Overall, a really strong earnings call for Elevance as they reported before the market opened on Thursday. They were the second of the “Big Six Payors” to report after UNH, and overall, it is shaping up to be an average Q4 thus far. Elevance reported over 3% growth year-over-year, with top-line revenue exceeding $175 billion for the fiscal year. For the health insurance business, they lost 1.1 million members year-over-year, driven by Medicaid redeterminations as well as exiting some markets in the Medicare line of business that were no longer profitable. They noted that the higher revenue was attributed to higher reimbursement from state partners recognizing the elevated cost trends across the industry. They faced some margin headwinds, which were anticipated by investors expecting an elevated Medical Loss Ratio, leading to a year-over-year reduction in margins. The high note, in my opinion, was Carelon contributing to the revenue growth as they continue to acquire new companies while simultaneously winning customers in the Blue franchise. Below are the highlights for me after listening to the earnings call and reviewing the 10-K.
Medicaid This was the standout of the call as they beat Wall Street expectations for the Medical Loss Ratio in this line of business, although it remained elevated. They indicated that they aren’t fully aligned yet with states’ reimbursement levels but expect this to normalize in the back half of the year (likely by July). They highlighted savings generated through their complex care management programs, which include support from dedicated care teams and digital resources. These programs reduced inpatient admissions by 7%. Additionally, they noted an uptick in value-based agreements with providers compared to three years ago, with 35% of providers now taking downside risk (up from less than 20%). They expressed confidence in their ability to drive better care at a lower cost through Carelon platforms, which have been a cornerstone of their growth strategy.

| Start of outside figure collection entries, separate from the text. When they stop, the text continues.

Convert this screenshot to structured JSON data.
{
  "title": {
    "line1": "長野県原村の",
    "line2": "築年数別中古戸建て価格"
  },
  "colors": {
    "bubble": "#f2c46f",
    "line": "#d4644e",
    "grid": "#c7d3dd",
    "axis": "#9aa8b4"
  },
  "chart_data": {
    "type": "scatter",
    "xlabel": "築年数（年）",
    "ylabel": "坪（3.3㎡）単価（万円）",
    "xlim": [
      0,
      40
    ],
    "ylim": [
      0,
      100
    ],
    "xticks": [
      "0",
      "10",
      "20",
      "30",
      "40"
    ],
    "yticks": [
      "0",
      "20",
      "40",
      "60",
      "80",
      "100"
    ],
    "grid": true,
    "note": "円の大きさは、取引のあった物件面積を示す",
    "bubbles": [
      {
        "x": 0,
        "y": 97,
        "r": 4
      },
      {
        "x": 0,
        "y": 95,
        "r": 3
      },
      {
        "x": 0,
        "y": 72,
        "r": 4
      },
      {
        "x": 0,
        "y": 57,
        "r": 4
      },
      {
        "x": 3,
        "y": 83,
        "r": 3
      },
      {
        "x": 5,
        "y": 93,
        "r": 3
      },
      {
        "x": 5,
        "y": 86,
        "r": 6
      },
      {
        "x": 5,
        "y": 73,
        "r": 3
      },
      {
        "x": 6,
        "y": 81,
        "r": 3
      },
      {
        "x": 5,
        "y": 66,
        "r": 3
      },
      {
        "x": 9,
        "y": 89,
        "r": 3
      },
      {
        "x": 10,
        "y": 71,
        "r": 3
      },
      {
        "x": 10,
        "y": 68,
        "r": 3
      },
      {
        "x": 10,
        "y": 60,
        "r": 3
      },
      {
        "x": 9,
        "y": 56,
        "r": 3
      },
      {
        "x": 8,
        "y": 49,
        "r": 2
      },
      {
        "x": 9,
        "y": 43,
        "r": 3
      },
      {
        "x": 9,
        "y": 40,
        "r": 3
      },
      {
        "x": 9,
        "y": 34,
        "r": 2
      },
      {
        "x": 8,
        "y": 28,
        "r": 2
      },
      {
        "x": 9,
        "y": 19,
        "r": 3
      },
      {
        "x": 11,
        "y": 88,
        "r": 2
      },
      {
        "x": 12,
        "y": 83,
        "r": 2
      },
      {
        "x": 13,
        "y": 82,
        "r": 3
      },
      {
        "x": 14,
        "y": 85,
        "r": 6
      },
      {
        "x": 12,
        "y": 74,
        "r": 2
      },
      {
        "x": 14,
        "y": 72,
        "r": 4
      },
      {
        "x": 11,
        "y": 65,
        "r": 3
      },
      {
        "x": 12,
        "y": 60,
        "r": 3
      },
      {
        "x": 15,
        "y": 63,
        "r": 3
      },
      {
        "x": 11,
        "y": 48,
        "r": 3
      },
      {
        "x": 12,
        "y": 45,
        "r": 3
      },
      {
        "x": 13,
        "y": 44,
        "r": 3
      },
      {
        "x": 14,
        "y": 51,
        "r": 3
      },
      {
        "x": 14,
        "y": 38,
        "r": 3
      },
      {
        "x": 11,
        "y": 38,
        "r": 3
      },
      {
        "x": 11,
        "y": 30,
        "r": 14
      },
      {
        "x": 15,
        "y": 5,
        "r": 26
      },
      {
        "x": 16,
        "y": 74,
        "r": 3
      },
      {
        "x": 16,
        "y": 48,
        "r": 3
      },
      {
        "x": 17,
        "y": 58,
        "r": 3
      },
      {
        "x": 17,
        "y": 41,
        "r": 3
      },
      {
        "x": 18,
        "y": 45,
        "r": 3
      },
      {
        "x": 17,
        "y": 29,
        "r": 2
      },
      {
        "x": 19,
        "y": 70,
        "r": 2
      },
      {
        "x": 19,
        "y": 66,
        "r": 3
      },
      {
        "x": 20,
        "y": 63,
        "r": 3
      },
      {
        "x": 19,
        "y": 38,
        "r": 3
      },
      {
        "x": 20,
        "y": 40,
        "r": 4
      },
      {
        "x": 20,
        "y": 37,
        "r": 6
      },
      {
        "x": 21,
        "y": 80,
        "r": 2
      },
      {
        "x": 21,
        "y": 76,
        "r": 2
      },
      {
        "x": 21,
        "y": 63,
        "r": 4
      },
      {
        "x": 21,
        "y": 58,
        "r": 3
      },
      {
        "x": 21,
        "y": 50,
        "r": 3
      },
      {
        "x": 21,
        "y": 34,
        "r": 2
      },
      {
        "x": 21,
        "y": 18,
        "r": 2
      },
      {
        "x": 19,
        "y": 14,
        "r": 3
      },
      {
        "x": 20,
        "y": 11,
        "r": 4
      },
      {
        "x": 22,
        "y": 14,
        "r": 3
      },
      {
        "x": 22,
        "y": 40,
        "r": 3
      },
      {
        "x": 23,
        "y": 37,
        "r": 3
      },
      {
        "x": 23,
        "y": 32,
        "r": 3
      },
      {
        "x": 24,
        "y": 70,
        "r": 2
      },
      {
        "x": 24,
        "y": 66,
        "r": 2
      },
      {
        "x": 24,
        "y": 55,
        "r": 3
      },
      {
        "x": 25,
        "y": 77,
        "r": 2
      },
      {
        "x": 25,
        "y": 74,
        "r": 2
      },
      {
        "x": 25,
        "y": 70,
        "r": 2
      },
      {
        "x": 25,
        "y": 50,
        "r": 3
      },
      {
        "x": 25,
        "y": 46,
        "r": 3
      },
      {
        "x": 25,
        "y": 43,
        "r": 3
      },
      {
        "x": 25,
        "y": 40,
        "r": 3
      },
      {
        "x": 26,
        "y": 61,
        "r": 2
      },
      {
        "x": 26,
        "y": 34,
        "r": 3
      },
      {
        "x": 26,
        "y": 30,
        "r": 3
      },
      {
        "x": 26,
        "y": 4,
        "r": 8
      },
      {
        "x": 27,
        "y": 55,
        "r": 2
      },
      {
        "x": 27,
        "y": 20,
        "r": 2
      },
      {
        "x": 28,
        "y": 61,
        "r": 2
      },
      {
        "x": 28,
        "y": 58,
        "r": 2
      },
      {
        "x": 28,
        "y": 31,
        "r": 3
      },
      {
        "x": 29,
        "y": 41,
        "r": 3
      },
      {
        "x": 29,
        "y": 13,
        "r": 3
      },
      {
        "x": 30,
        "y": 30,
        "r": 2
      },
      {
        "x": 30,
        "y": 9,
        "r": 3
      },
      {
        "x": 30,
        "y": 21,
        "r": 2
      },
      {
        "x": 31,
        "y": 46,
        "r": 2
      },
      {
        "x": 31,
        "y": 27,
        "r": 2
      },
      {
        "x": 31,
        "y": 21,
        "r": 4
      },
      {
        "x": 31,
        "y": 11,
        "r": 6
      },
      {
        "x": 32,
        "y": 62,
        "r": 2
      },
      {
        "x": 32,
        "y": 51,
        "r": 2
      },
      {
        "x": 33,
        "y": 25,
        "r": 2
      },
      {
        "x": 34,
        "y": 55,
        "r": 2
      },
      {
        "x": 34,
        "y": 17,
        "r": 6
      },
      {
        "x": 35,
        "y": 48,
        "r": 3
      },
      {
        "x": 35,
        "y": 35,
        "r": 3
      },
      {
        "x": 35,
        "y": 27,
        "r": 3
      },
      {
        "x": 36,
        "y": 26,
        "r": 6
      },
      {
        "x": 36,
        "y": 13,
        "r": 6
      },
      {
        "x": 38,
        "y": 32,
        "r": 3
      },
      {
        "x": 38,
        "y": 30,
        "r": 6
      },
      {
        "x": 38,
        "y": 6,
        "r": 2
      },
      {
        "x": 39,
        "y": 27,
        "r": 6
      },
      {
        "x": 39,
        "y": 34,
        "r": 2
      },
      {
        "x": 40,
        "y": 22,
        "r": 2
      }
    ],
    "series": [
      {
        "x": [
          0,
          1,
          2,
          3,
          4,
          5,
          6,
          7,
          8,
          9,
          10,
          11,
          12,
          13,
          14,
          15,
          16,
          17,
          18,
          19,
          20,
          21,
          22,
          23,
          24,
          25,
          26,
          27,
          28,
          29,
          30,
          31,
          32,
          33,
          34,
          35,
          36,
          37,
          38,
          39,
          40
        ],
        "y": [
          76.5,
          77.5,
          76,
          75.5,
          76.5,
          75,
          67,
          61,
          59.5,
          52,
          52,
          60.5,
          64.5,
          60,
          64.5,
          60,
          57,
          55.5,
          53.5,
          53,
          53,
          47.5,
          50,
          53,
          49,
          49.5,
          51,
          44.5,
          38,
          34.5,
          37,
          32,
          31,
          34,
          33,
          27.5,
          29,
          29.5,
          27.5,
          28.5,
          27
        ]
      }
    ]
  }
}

Medical Loss Ratio MLR grew 320 basis points quarter over quarter but was less than anticipated by Wall Street which really saved the quarter for them. Year over year they grew 150 basis points in the MLR but expect this new level of elevation in expenses headed into 2025. Given this factor, they are seeking higher reimbursement from their State partners while simultaneously cutting their operating expenses to offset the increase in costs. This all had a profound impact on their EPS and operating cash flow took a large hit for 2024. They are hoping this is the high water mark for margin pressure on Medicare and Medicaid to be able to start to get back to normal margin profile in 2025 and 2026.